Pascal was educated at the Grange School and Saint George's College. Continuing his education, Pascal studied sociology at the Pontifical Catholic University of Chile. Pascal also studied history at the University of Chile but didn't graduate.

In 1966, Allende married Carmen Castillo, a French-Chilean filmmaker and member of the Movement of the Revolutionary Left (MIR). The couple had one daughter, Camila Pascal Castillo, before later divorcing.

== MIR and exile ==

Pascal is the former leader of the Movement of the Revolutionary Left (MIR) along with Miguel Enríquez. After the Chilean coup of 1973, and upon original leader Miguel Enriquez's death in 1974, Andrés Pascal Allende took control of the MIR. In 1976, fled Chile and settled in Cuba.

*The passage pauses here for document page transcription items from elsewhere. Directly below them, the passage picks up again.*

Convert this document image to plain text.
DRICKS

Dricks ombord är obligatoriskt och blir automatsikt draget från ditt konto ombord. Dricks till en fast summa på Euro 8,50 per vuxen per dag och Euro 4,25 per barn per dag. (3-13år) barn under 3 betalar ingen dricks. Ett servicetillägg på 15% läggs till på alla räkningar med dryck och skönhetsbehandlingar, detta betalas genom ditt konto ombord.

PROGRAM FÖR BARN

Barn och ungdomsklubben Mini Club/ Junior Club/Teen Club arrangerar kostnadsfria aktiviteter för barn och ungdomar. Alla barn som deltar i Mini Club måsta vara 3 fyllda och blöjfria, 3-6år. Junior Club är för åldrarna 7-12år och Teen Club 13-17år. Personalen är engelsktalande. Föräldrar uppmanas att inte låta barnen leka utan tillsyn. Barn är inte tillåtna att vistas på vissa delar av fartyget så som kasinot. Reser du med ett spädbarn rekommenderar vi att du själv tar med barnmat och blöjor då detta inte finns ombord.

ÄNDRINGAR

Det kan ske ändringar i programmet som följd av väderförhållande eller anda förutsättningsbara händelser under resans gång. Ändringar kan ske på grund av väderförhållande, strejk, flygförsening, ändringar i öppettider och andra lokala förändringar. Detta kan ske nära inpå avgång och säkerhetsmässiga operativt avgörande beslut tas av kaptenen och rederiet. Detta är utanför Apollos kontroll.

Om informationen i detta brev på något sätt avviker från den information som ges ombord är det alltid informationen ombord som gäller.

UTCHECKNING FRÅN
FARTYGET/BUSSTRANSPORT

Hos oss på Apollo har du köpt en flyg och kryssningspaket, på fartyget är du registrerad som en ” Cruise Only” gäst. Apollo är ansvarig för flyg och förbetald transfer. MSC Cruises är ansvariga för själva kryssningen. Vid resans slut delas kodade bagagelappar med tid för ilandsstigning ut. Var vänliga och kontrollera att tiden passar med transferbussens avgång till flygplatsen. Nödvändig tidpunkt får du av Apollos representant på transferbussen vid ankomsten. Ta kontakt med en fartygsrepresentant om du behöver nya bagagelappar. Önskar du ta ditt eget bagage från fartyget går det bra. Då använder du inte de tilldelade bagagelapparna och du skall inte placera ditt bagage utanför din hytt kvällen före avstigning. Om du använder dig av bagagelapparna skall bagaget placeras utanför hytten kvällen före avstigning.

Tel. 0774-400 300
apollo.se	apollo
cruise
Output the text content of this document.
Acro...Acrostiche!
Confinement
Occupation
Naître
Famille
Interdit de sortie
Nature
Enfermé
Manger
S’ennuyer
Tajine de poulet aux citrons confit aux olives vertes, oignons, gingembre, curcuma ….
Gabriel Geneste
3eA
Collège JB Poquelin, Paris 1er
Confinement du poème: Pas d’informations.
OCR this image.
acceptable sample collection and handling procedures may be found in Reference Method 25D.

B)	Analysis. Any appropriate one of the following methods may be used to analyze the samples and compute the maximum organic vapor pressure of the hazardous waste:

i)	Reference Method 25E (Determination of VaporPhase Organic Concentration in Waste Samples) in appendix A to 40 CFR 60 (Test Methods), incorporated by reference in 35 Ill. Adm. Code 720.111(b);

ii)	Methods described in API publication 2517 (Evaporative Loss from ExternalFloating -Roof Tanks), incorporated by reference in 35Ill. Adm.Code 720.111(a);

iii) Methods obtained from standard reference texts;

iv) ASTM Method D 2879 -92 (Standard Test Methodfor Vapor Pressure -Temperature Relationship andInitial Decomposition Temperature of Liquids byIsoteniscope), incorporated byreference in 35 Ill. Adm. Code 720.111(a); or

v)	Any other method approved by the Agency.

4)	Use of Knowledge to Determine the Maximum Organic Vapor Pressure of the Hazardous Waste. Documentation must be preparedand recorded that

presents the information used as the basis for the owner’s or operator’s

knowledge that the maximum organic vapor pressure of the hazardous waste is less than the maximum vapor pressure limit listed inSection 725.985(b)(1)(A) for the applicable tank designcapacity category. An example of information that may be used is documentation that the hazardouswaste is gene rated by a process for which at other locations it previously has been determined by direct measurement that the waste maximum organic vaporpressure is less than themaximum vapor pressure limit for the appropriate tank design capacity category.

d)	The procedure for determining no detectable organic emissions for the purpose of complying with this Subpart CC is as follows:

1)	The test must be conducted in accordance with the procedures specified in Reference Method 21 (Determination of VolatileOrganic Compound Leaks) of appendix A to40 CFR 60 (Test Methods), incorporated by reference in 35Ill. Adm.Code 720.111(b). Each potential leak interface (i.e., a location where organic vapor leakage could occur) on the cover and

In March 1976, Orlando Bosch was arrested by Costa Rican police on suspicion of trying to assassinate Pascal and his companion Mary-Anne Beausire. In 1978, Pascal's 4 year old son Pablo died from fulminant bacterial meningitis.

In 1986, Pascal ceased to be the Secretary General of the Movement of the Revolutionary Left.

==Return to Chile==
Pascal returned to Chile in 2002, and served as the director of planning and development at the University of Art & Social Sciences.

==Publications==
- Pascal Allende, Andrés (1968). Relaciones de poder en una localidad rural (Estudio de caso en el Valle Hurtado, Coquimbo) (1 ed.). Santiago: ICIRA.
- Pascal Allende, Andrés (2003). El MIR chileno : una experiencia revolucionaria. Argentina: Ediciones Cucaña.
- Pascal Allende, Andrés; Vidaurrázaga Aránguiz, Tamara (2011). Baer, Willi; Dellwo, Karl-Heinz; Castillo, Carmen (eds.). MIR : Die revolutionäre linke Chiles (in German). Hamburg: Laika-Verlag. ISBN 978-3942281805.